The Ambiguous Genetic Code of Methanogenic Archaea that Grow on Methylamines
The Ambiguous Genetic Code of Methanogenic Archaea that Grow on Methylamines
Shalvarjian, K. E.; Chadwick, G.; Perez, P. I.; Woods, P.; Orphan, V. J.; Nayak, D. D.
AbstractNatural genetic code expansion is a phenomenon wherein an additional amino acid is encoded by a stop codon. These non-standard amino acids are beneficial as they facilitate novel biochemical reactions. However, code expansion leads to ambiguity at the recoded stop codon, which can either be read through or terminated. Pyrrolysine (Pyl) is encoded by the amber codon (TAG/UAG) and is widespread in archaea, where it is required for methylamine-mediated methanogenesis, an environmentally important metabolism.

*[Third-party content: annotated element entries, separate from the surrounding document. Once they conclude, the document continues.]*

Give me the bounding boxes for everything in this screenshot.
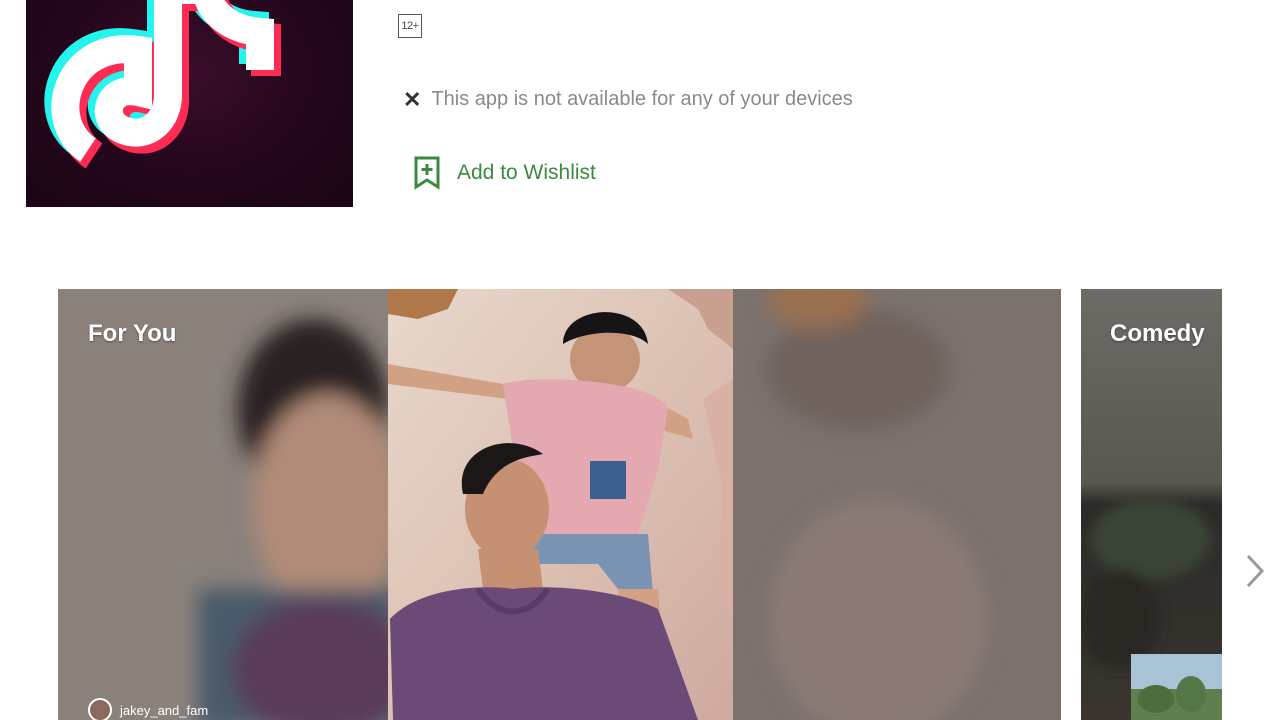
next-screenshot-button[interactable] (1240, 552, 1270, 592)
app-icon (26, 0, 353, 207)
tiktok-logo-icon (44, 0, 281, 169)
screenshot-2-image (1081, 289, 1222, 720)
chevron-right-icon (1246, 554, 1265, 588)
wishlist-label: Add to Wishlist (457, 161, 596, 184)
screenshot-2-title: Comedy (1110, 320, 1205, 347)
screenshot-1-title: For You (88, 320, 177, 347)
screenshot-1[interactable]: For You jakey_and_fam (58, 289, 1061, 720)
avatar (88, 698, 112, 720)
availability-text: This app is not available for any of you… (431, 88, 853, 110)
bookmark-add-icon (414, 156, 440, 190)
add-to-wishlist-button[interactable]: Add to Wishlist (413, 156, 596, 190)
screenshot-2[interactable]: Comedy (1081, 289, 1222, 720)
screenshot-1-user: jakey_and_fam (88, 698, 208, 720)
availability-notice: ✕ This app is not available for any of y… (403, 88, 853, 111)
close-icon: ✕ (403, 86, 422, 112)
content-rating-badge: 12+ (398, 14, 422, 38)
username: jakey_and_fam (120, 702, 209, 718)
screenshot-1-image (58, 289, 1061, 720)
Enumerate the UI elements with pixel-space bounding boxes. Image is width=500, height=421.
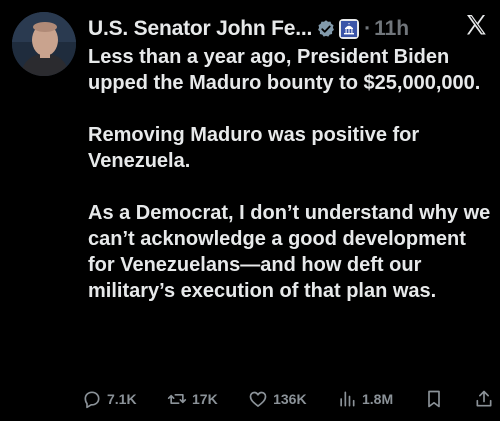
bookmark-icon xyxy=(427,390,440,408)
government-badge-icon[interactable] xyxy=(339,19,360,39)
verified-badge-icon[interactable] xyxy=(316,19,336,39)
repost-count: 17K xyxy=(192,391,218,407)
avatar[interactable] xyxy=(12,12,76,76)
reply-count: 7.1K xyxy=(107,391,137,407)
share-icon xyxy=(476,390,492,407)
tweet[interactable]: U.S. Senator John Fe... · 11h Less than … xyxy=(0,0,500,421)
tweet-paragraph: Less than a year ago, President Biden up… xyxy=(88,46,481,94)
views-button[interactable]: 1.8M xyxy=(337,389,393,409)
reply-button[interactable]: 7.1K xyxy=(82,389,137,409)
repost-button[interactable]: 17K xyxy=(167,389,218,409)
like-count: 136K xyxy=(273,391,307,407)
timestamp[interactable]: 11h xyxy=(374,17,409,41)
bookmark-button[interactable] xyxy=(424,389,444,409)
views-icon xyxy=(340,391,355,407)
share-button[interactable] xyxy=(474,389,494,409)
views-count: 1.8M xyxy=(362,391,394,407)
reply-icon xyxy=(84,391,100,409)
x-logo-icon[interactable] xyxy=(464,13,488,37)
tweet-paragraph: Removing Maduro was positive for Venezue… xyxy=(88,124,420,172)
like-button[interactable]: 136K xyxy=(248,389,307,409)
author-name[interactable]: U.S. Senator John Fe... xyxy=(88,17,312,41)
tweet-header: U.S. Senator John Fe... · 11h xyxy=(88,14,490,44)
tweet-actions: 7.1K 17K 136K 1.8M xyxy=(82,386,494,412)
like-icon xyxy=(249,391,267,407)
repost-icon xyxy=(167,394,187,404)
tweet-paragraph: As a Democrat, I don’t understand why we… xyxy=(88,202,491,302)
header-separator: · xyxy=(364,17,372,40)
tweet-text: Less than a year ago, President Biden up… xyxy=(88,44,492,304)
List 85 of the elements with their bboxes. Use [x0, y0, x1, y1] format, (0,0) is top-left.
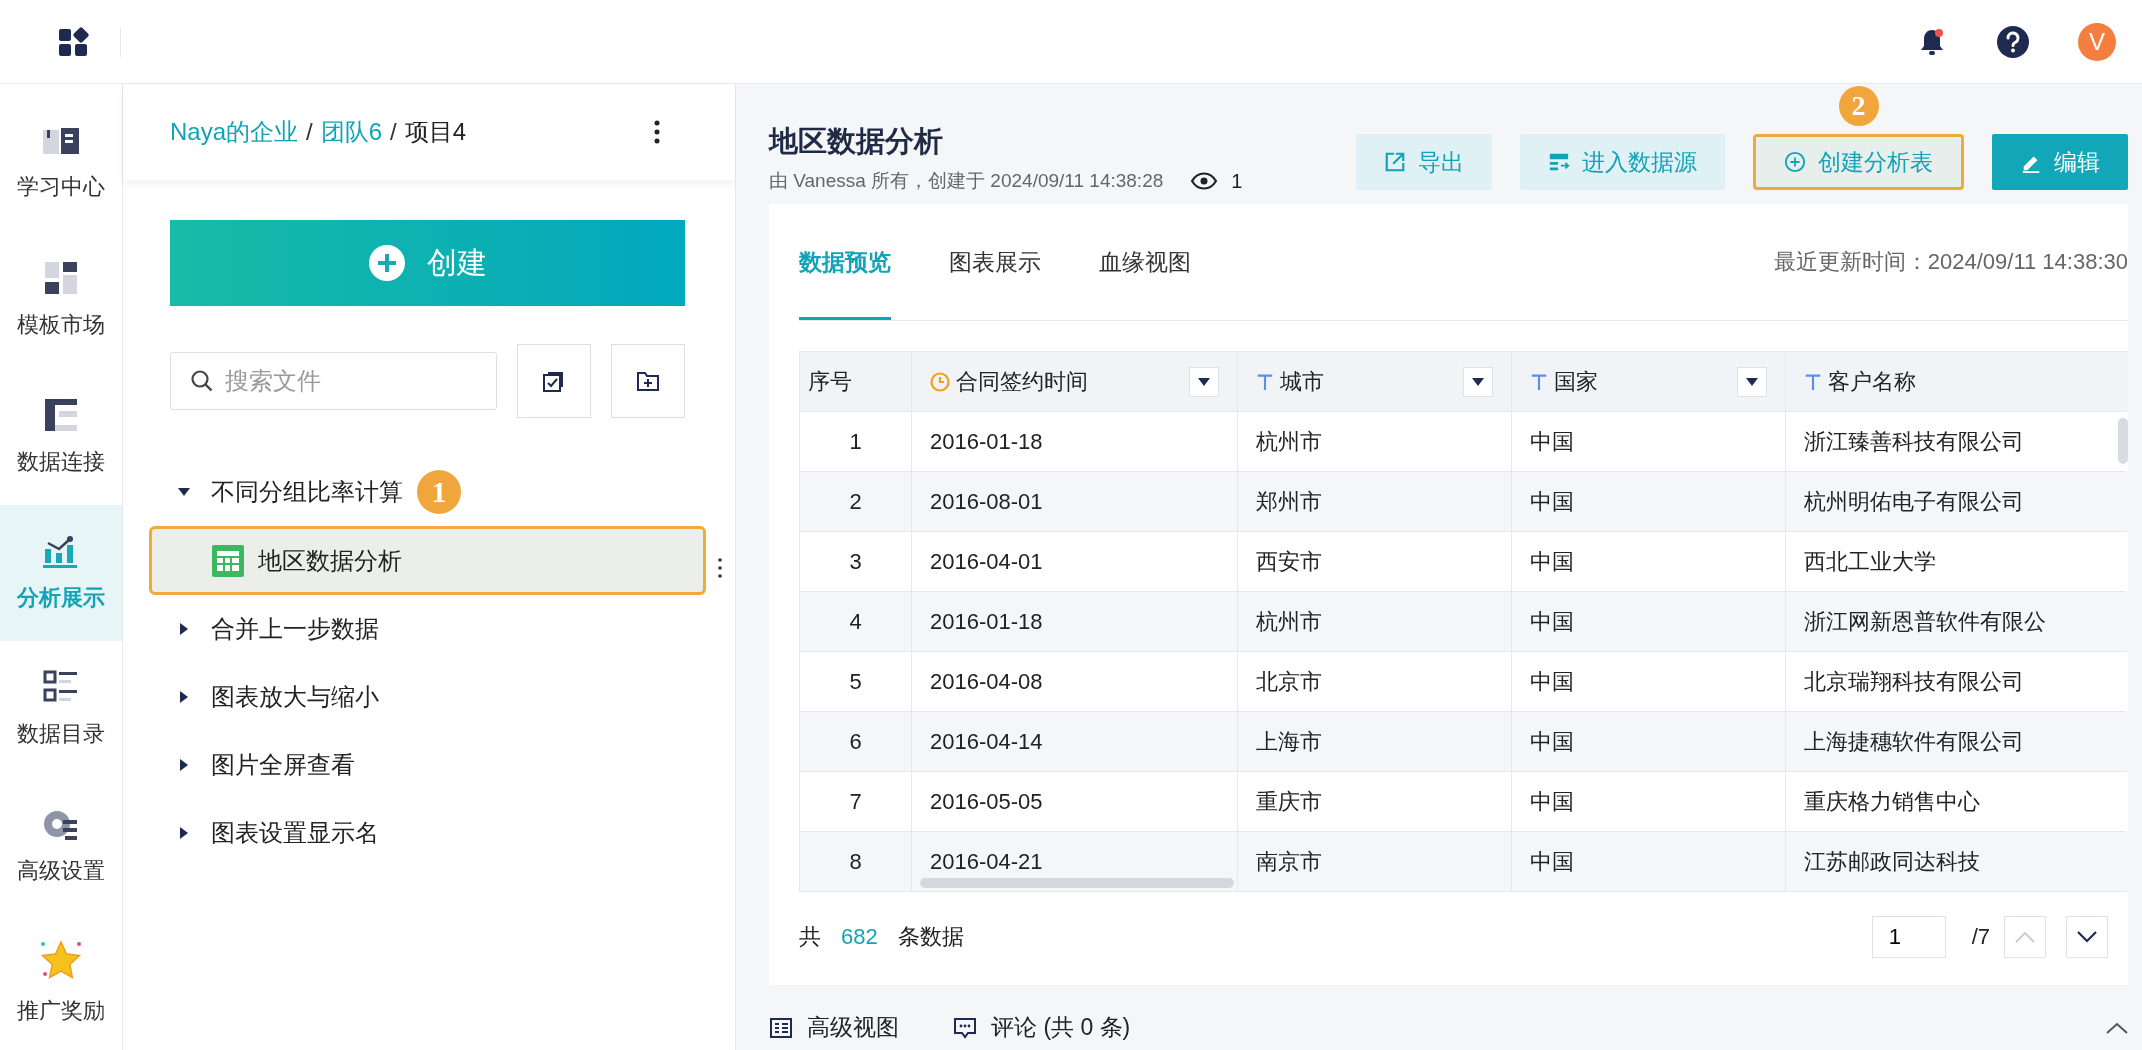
folder-name[interactable]: 不同分组比率计算	[211, 476, 403, 508]
eye-icon	[1191, 172, 1218, 190]
table-cell: 8	[800, 832, 912, 892]
breadcrumb-separator: /	[306, 118, 313, 146]
table-cell: 浙江网新恩普软件有限公	[1786, 592, 2126, 652]
folder-name[interactable]: 图片全屏查看	[211, 749, 355, 781]
comment-icon	[953, 1015, 977, 1040]
chevron-down-icon	[2077, 931, 2097, 943]
plus-icon	[368, 245, 405, 281]
next-page-button[interactable]	[2066, 916, 2108, 958]
folder-plus-icon	[636, 369, 660, 393]
file-item[interactable]: 地区数据分析	[149, 526, 706, 595]
table-cell: 江苏邮政同达科技	[1786, 832, 2126, 892]
dropdown-button[interactable]	[1737, 366, 1767, 397]
vertical-scrollbar[interactable]	[2118, 418, 2128, 464]
column-header[interactable]: 客户名称	[1786, 352, 2126, 412]
total-label: 条数据	[897, 923, 964, 951]
table-cell: 杭州市	[1238, 592, 1512, 652]
total-count: 682	[841, 924, 878, 950]
table-cell: 上海捷穗软件有限公司	[1786, 712, 2126, 772]
nav-item[interactable]: 推广奖励	[0, 913, 122, 1050]
table-cell: 2016-04-14	[912, 712, 1238, 772]
app-logo-icon[interactable]	[58, 25, 90, 58]
table-cell: 6	[800, 712, 912, 772]
data-source-icon	[1548, 151, 1570, 173]
table-cell: 4	[800, 592, 912, 652]
table-cell: 中国	[1512, 712, 1786, 772]
table-cell: 上海市	[1238, 712, 1512, 772]
tab[interactable]: 血缘视图	[1099, 204, 1191, 320]
column-header[interactable]: 国家	[1512, 352, 1786, 412]
help-icon[interactable]	[1996, 24, 2030, 59]
caret-icon	[1472, 377, 1484, 386]
search-field[interactable]: 搜索文件	[170, 352, 497, 410]
step-badge: 2	[1838, 86, 1879, 126]
breadcrumb-separator: /	[390, 118, 397, 146]
checkbox-icon	[542, 369, 566, 393]
nav-item[interactable]: 数据连接	[0, 368, 122, 505]
dropdown-button[interactable]	[1463, 366, 1493, 397]
nav-item[interactable]: 数据目录	[0, 641, 122, 778]
collapse-caret-icon[interactable]	[2106, 1021, 2128, 1034]
page-input[interactable]: 1	[1871, 916, 1946, 958]
folder-name[interactable]: 合并上一步数据	[211, 613, 379, 645]
nav-item[interactable]: 模板市场	[0, 232, 122, 369]
export-icon	[1384, 151, 1406, 173]
table-cell: 中国	[1512, 592, 1786, 652]
table-cell: 2016-08-01	[912, 472, 1238, 532]
table-cell: 郑州市	[1238, 472, 1512, 532]
total-label: 共	[799, 923, 821, 951]
table-cell: 中国	[1512, 832, 1786, 892]
panel-tab[interactable]: 评论 (共 0 条)	[953, 1012, 1131, 1043]
column-header[interactable]: 序号	[800, 352, 912, 412]
folder-name[interactable]: 图表放大与缩小	[211, 681, 379, 713]
caret-icon	[1746, 377, 1758, 386]
caret-icon	[1198, 377, 1210, 386]
table-cell: 杭州明佑电子有限公司	[1786, 472, 2126, 532]
view-count: 1	[1231, 169, 1243, 193]
plus-circle-icon	[1784, 151, 1806, 173]
table-icon	[212, 544, 244, 577]
nav-item[interactable]: 学习中心	[0, 96, 122, 233]
report-title: 地区数据分析	[769, 124, 944, 159]
nav-item[interactable]: 高级设置	[0, 777, 122, 914]
column-header[interactable]: 合同签约时间	[912, 352, 1238, 412]
folder-name[interactable]: 图表设置显示名	[211, 817, 379, 849]
table-cell: 2016-01-18	[912, 592, 1238, 652]
dropdown-button[interactable]	[1189, 366, 1219, 397]
table-cell: 中国	[1512, 472, 1786, 532]
table-cell: 南京市	[1238, 832, 1512, 892]
new-folder-button[interactable]	[611, 344, 685, 418]
step-badge: 1	[417, 470, 461, 514]
column-header[interactable]: 城市	[1238, 352, 1512, 412]
view-icon	[769, 1015, 793, 1040]
page-total: /7	[1971, 924, 1990, 950]
horizontal-scrollbar[interactable]	[920, 878, 1234, 888]
report-meta: 由 Vanessa 所有，创建于 2024/09/11 14:38:28	[769, 169, 1164, 193]
clock-icon	[930, 371, 950, 392]
batch-select-button[interactable]	[517, 344, 591, 418]
breadcrumb-current: 项目4	[404, 117, 467, 147]
tab[interactable]: 图表展示	[949, 204, 1041, 320]
search-icon	[190, 369, 214, 393]
last-updated: 最近更新时间：2024/09/11 14:38:30	[1773, 248, 2128, 276]
table-cell: 2	[800, 472, 912, 532]
more-icon[interactable]	[654, 120, 660, 144]
more-icon[interactable]	[718, 557, 722, 578]
chevron-up-icon	[2015, 931, 2035, 943]
panel-tab[interactable]: 高级视图	[769, 1012, 899, 1043]
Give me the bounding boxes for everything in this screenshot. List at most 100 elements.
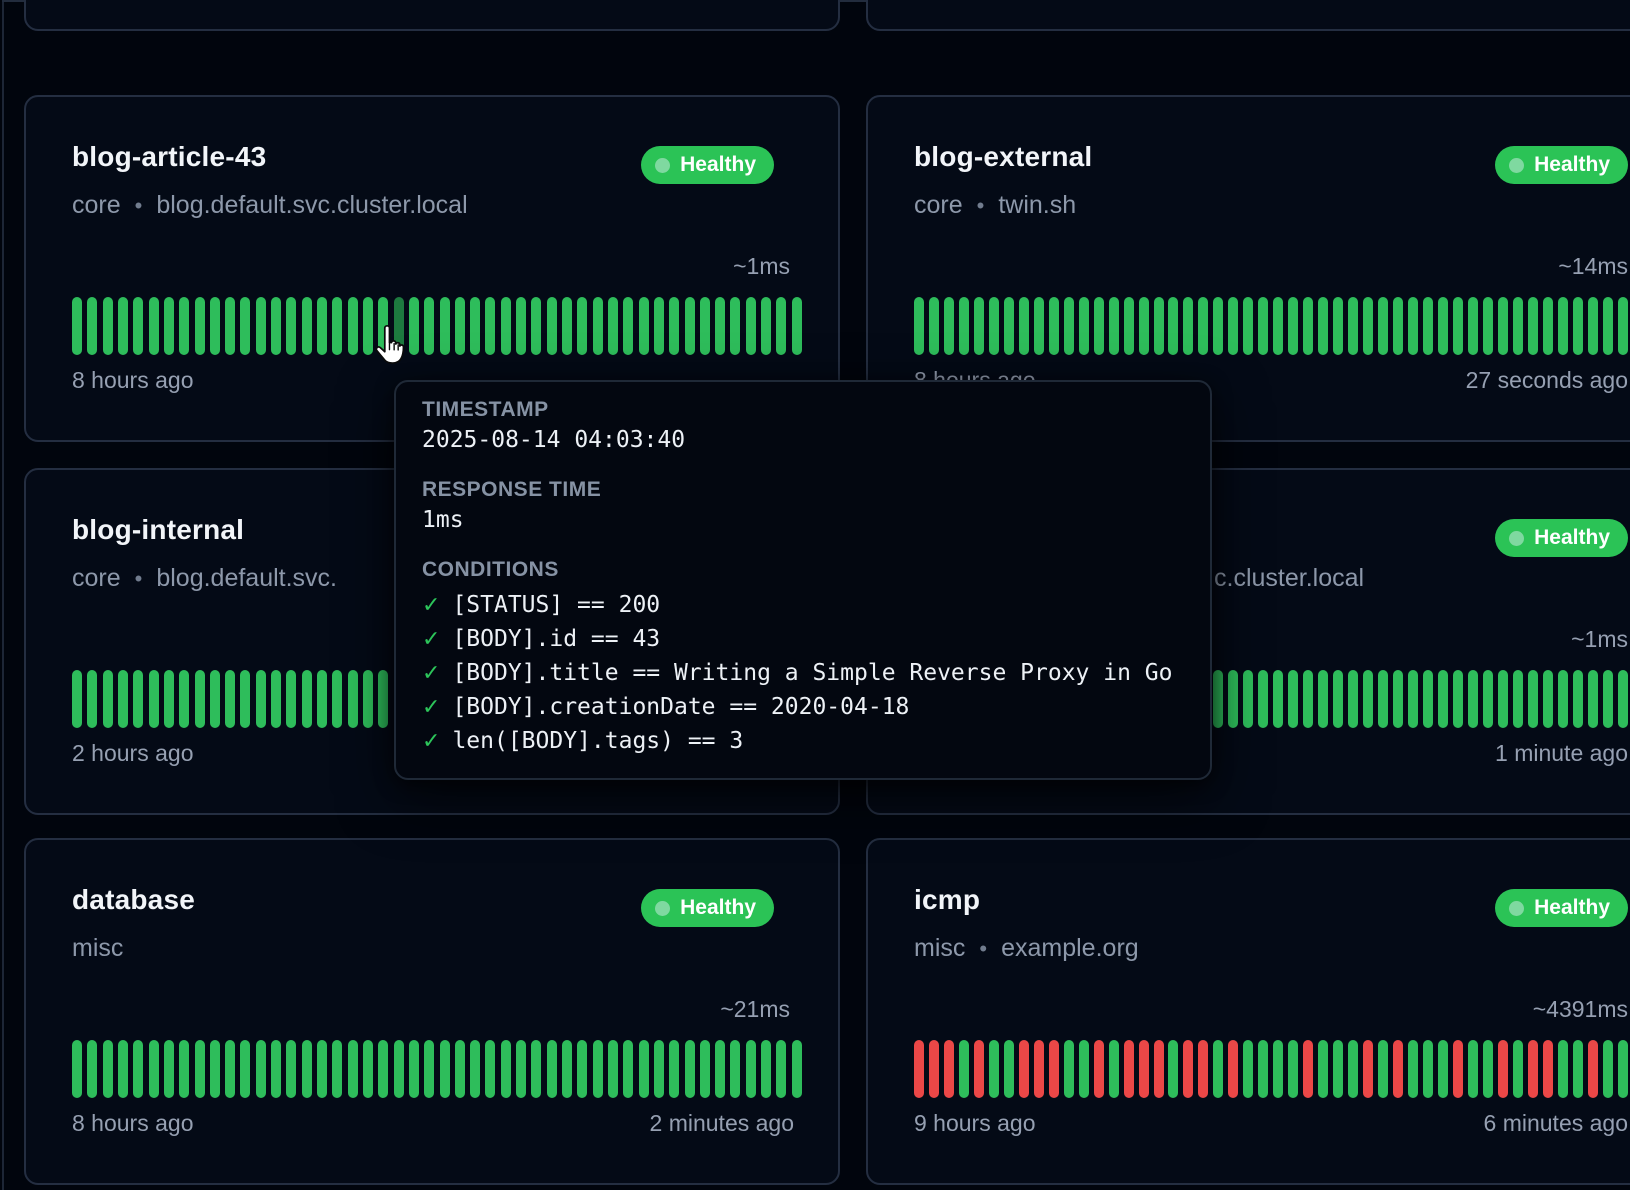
- uptime-bar[interactable]: [929, 1040, 939, 1098]
- uptime-bar[interactable]: [1483, 1040, 1493, 1098]
- uptime-bar[interactable]: [746, 297, 756, 355]
- uptime-bar[interactable]: [1573, 1040, 1583, 1098]
- uptime-bar[interactable]: [1528, 670, 1538, 728]
- uptime-bar[interactable]: [1498, 670, 1508, 728]
- uptime-bar[interactable]: [485, 1040, 495, 1098]
- uptime-bar[interactable]: [210, 1040, 220, 1098]
- uptime-bar[interactable]: [378, 1040, 388, 1098]
- uptime-bar[interactable]: [302, 297, 312, 355]
- uptime-bar[interactable]: [1109, 297, 1119, 355]
- uptime-bar[interactable]: [1393, 670, 1403, 728]
- uptime-bar[interactable]: [302, 1040, 312, 1098]
- uptime-bar[interactable]: [1154, 1040, 1164, 1098]
- uptime-bar[interactable]: [547, 297, 557, 355]
- uptime-bar[interactable]: [455, 297, 465, 355]
- uptime-bar[interactable]: [623, 1040, 633, 1098]
- uptime-bar[interactable]: [944, 1040, 954, 1098]
- uptime-bar[interactable]: [989, 297, 999, 355]
- uptime-bar[interactable]: [1288, 670, 1298, 728]
- uptime-bar[interactable]: [332, 297, 342, 355]
- uptime-bar[interactable]: [240, 297, 250, 355]
- uptime-bar[interactable]: [440, 297, 450, 355]
- uptime-bar[interactable]: [72, 1040, 82, 1098]
- uptime-bar[interactable]: [179, 670, 189, 728]
- uptime-bar[interactable]: [989, 1040, 999, 1098]
- uptime-bar[interactable]: [639, 297, 649, 355]
- uptime-bar[interactable]: [562, 297, 572, 355]
- uptime-bar[interactable]: [1453, 1040, 1463, 1098]
- uptime-bar[interactable]: [271, 1040, 281, 1098]
- uptime-bar[interactable]: [1139, 297, 1149, 355]
- uptime-bar[interactable]: [639, 1040, 649, 1098]
- uptime-bar[interactable]: [103, 297, 113, 355]
- uptime-bar[interactable]: [317, 297, 327, 355]
- uptime-bar[interactable]: [1094, 297, 1104, 355]
- uptime-bar[interactable]: [225, 670, 235, 728]
- uptime-bar[interactable]: [72, 670, 82, 728]
- uptime-bar[interactable]: [1603, 1040, 1613, 1098]
- uptime-bar[interactable]: [149, 1040, 159, 1098]
- uptime-bar[interactable]: [1588, 670, 1598, 728]
- uptime-bar[interactable]: [1004, 1040, 1014, 1098]
- uptime-bar[interactable]: [409, 297, 419, 355]
- uptime-bar[interactable]: [256, 1040, 266, 1098]
- uptime-bar[interactable]: [914, 1040, 924, 1098]
- uptime-bar[interactable]: [210, 297, 220, 355]
- uptime-bar[interactable]: [685, 297, 695, 355]
- uptime-bar[interactable]: [1528, 1040, 1538, 1098]
- uptime-bar[interactable]: [776, 297, 786, 355]
- uptime-bar[interactable]: [394, 1040, 404, 1098]
- uptime-bar[interactable]: [1408, 670, 1418, 728]
- uptime-bar[interactable]: [1603, 670, 1613, 728]
- uptime-bar[interactable]: [1423, 1040, 1433, 1098]
- uptime-bar[interactable]: [1393, 297, 1403, 355]
- uptime-bar[interactable]: [317, 1040, 327, 1098]
- uptime-bar[interactable]: [1378, 1040, 1388, 1098]
- uptime-bar[interactable]: [363, 670, 373, 728]
- uptime-bar[interactable]: [730, 297, 740, 355]
- uptime-bar[interactable]: [654, 1040, 664, 1098]
- uptime-bar[interactable]: [1543, 297, 1553, 355]
- uptime-bar[interactable]: [1348, 297, 1358, 355]
- uptime-bar[interactable]: [72, 297, 82, 355]
- uptime-bar[interactable]: [1543, 1040, 1553, 1098]
- uptime-bar[interactable]: [1124, 297, 1134, 355]
- uptime-bar[interactable]: [1034, 297, 1044, 355]
- uptime-bar[interactable]: [1483, 297, 1493, 355]
- uptime-bar[interactable]: [1513, 670, 1523, 728]
- uptime-bar[interactable]: [1438, 297, 1448, 355]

Mechanisms to conditionally suppress the amber stop codon for Pyl installation during protein synthesis have not been identified. Using the model methanogen, Methanosarcina acetivorans, we demonstrate that Pyl-encoding archaea maintain an ambiguous genetic code wherein UAG encodes dual meaning as stop and Pyl. Our data suggest that expression of Pyl biosynthesis and incorporation genes is tuned to the cellular demand for Pyl, which allows these archaea to navigate ambiguous stop decoding in response to environmental cues.